Just nine months after the January 1901 Spindletop discovery in Texas, oil was discovered ninety miles east near Jennings, Louisiana. Acadia Parish’s Jennings Oil Field, also known in the early years as Mamou or Evangeline, is generally credited as the first commercial oil discovery in Louisiana in September 1901. As the first well was being drilled at Jennings, a well west of Welsh, Louisiana, encountered oil shows in April 1901 but was not a commercial success. Other wells were drilled later in the year, including an impressive oil gusher, but there was no commercial oil success at Welsh in 1901.
South of Vinton, in Calcasieu Parish, the first well on “the mound” was drilled in May 1901 and encountered a show of oil at a depth of 320 feet. The well was abandoned after problems drilling through a deeper gravel bed. Several wells were drilled in the following years, many encountering indications of oil or gas, but commercial oil production was not established until 1910.

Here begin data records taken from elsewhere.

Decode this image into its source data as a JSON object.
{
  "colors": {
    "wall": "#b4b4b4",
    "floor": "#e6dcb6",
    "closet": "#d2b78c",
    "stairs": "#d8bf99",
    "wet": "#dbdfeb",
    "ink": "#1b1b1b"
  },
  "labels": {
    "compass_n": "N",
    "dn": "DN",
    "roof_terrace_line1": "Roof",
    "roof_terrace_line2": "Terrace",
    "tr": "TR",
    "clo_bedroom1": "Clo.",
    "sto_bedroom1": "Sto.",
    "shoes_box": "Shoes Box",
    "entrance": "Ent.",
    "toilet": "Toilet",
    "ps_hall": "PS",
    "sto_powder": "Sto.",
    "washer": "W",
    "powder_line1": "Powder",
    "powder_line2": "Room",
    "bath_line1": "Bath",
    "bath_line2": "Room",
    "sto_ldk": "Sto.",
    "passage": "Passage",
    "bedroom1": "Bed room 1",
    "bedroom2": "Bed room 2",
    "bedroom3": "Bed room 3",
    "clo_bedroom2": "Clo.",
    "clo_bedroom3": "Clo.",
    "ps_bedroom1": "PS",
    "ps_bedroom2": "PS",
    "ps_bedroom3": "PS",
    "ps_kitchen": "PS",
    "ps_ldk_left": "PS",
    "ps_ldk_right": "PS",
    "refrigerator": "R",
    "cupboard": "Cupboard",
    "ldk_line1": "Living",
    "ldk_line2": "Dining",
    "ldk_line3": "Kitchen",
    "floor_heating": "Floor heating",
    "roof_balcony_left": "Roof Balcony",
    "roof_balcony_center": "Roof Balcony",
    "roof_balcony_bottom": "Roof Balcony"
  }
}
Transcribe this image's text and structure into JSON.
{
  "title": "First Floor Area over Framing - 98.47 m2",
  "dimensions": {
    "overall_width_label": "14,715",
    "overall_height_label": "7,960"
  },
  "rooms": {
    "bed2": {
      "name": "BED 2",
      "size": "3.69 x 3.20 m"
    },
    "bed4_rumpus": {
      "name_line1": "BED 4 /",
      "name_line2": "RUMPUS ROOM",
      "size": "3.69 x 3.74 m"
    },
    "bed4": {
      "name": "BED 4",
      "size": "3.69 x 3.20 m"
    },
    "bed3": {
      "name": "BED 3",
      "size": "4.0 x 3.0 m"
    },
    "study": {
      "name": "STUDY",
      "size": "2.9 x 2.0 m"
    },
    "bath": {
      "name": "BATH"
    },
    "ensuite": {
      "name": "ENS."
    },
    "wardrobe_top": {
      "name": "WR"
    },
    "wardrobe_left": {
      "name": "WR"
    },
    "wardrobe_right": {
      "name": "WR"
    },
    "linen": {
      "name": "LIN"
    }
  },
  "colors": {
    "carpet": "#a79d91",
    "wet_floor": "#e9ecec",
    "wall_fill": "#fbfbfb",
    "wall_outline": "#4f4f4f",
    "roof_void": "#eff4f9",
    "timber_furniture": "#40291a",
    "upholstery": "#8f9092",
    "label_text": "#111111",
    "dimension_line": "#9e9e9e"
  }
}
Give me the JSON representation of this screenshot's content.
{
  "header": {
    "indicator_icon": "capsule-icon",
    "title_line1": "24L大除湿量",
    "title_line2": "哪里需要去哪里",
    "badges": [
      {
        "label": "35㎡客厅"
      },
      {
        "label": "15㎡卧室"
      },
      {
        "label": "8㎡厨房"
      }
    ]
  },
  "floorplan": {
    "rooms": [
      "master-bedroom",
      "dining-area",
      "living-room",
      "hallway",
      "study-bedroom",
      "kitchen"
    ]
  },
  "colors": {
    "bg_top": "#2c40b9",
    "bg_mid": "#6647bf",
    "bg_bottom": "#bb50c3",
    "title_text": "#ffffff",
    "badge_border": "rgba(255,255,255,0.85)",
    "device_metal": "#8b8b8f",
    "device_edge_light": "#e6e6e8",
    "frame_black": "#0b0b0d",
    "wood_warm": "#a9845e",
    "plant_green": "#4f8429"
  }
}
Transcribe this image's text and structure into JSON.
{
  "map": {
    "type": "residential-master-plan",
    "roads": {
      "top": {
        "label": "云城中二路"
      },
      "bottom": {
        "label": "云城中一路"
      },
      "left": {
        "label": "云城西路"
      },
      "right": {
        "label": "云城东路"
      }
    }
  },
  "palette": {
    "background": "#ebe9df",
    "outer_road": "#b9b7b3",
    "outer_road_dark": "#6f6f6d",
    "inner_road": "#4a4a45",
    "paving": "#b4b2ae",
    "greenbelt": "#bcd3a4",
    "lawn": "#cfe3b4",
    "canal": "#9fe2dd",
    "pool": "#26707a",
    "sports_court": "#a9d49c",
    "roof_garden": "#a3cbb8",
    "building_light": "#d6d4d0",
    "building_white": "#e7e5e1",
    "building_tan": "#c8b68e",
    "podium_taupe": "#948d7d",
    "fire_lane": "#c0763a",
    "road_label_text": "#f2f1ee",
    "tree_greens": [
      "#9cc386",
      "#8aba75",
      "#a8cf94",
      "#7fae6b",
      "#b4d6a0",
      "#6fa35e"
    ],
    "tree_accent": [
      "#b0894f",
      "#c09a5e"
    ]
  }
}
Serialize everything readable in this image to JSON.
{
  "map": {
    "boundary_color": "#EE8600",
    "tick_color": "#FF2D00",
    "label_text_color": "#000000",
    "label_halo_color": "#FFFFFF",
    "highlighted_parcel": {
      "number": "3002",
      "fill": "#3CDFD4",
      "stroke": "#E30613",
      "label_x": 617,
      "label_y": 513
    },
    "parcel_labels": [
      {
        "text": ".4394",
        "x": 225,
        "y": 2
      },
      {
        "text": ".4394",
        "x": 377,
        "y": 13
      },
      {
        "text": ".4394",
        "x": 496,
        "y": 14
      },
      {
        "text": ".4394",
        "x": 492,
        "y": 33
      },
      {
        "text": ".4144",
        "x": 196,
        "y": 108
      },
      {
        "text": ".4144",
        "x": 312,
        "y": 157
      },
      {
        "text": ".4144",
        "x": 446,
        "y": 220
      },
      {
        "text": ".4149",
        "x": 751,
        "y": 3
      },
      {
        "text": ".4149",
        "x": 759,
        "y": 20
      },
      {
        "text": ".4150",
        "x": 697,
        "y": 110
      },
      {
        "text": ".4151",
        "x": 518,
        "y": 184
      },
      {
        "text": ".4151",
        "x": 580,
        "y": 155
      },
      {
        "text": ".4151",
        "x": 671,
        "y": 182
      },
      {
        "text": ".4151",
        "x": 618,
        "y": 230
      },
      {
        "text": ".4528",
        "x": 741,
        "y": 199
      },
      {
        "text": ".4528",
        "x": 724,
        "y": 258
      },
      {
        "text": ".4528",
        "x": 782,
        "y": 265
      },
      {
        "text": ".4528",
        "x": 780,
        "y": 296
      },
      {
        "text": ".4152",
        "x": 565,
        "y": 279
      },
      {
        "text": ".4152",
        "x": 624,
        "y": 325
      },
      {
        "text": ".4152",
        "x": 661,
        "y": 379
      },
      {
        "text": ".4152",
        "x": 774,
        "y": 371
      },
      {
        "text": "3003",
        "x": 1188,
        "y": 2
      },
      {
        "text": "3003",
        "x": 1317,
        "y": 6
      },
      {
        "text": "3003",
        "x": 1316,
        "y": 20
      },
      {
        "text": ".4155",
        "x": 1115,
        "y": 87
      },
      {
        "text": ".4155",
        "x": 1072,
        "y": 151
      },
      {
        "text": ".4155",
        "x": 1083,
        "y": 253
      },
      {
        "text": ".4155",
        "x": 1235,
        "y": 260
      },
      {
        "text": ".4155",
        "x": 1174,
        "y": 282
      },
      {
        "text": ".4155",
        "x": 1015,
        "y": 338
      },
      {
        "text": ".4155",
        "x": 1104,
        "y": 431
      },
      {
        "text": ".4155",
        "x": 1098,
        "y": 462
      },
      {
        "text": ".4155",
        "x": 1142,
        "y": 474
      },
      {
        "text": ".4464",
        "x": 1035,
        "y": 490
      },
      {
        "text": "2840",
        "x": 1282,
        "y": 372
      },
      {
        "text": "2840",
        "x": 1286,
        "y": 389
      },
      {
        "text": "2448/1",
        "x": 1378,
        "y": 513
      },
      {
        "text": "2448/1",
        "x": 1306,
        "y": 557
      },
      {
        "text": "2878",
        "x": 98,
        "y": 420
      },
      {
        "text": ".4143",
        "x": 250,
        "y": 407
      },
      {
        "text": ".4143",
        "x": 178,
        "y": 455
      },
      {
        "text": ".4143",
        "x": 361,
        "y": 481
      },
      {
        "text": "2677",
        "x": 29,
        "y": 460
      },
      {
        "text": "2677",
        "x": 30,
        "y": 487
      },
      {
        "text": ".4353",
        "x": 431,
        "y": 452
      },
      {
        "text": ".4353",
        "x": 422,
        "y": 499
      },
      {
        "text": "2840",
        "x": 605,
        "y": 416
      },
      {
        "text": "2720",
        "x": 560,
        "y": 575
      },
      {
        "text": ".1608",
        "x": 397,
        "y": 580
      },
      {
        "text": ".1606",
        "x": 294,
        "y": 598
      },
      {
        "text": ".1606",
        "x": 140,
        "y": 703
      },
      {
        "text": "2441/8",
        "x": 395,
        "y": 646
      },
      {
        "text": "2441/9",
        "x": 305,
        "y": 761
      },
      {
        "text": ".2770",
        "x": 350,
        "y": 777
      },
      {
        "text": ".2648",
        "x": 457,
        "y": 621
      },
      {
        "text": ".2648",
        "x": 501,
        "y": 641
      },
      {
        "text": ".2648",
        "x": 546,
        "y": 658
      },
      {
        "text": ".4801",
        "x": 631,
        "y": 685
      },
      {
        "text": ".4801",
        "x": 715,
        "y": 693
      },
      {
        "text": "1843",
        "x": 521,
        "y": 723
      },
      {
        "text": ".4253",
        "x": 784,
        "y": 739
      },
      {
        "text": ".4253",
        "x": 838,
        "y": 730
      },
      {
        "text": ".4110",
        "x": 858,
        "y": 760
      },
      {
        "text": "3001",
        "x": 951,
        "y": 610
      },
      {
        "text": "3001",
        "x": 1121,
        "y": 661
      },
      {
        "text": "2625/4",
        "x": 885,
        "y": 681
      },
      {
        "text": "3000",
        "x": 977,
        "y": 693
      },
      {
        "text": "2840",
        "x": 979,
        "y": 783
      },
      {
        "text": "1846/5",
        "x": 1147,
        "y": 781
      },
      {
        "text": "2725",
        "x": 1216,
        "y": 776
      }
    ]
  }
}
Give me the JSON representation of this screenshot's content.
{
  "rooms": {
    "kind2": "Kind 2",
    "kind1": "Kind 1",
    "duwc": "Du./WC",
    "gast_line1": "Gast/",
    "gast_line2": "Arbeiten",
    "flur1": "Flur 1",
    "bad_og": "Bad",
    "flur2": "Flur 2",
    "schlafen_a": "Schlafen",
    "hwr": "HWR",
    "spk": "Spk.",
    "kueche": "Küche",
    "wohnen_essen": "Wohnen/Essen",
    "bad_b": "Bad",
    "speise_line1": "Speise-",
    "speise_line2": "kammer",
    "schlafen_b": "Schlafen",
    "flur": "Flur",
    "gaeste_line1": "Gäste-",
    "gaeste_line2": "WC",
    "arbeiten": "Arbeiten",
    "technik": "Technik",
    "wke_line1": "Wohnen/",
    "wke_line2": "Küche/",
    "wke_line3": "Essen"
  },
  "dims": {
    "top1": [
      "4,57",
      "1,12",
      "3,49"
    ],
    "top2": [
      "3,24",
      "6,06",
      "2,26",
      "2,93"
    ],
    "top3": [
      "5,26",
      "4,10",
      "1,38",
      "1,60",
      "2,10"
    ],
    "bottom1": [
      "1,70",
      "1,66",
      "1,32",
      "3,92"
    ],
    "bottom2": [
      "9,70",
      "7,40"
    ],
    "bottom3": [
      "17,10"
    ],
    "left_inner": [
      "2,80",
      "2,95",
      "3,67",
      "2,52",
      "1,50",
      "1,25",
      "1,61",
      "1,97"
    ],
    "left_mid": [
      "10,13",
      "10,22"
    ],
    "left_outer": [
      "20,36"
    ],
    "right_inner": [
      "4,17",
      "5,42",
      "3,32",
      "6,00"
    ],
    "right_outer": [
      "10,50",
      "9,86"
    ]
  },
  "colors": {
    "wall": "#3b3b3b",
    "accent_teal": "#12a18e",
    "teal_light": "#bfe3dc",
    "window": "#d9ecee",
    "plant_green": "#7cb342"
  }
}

A case could be made that the first commercial oil well in Louisiana was completed 15 years before the Jennings 1901 discovery. A well drilled for sulphur at Sulphur Mines, Calcasieu Parish, flowed at an estimated 25 barrels of oil per day. The oil from the well was sold as a lubricant. Local newspapers reported on the 1886 drilling of the well and the sale of the oil. In early 1901, oil was re-discovered at Sulphur, but area newspapers claimed that the Standard Oil Company suppressed oil development due to the potentially more valuable vast sulphur resources.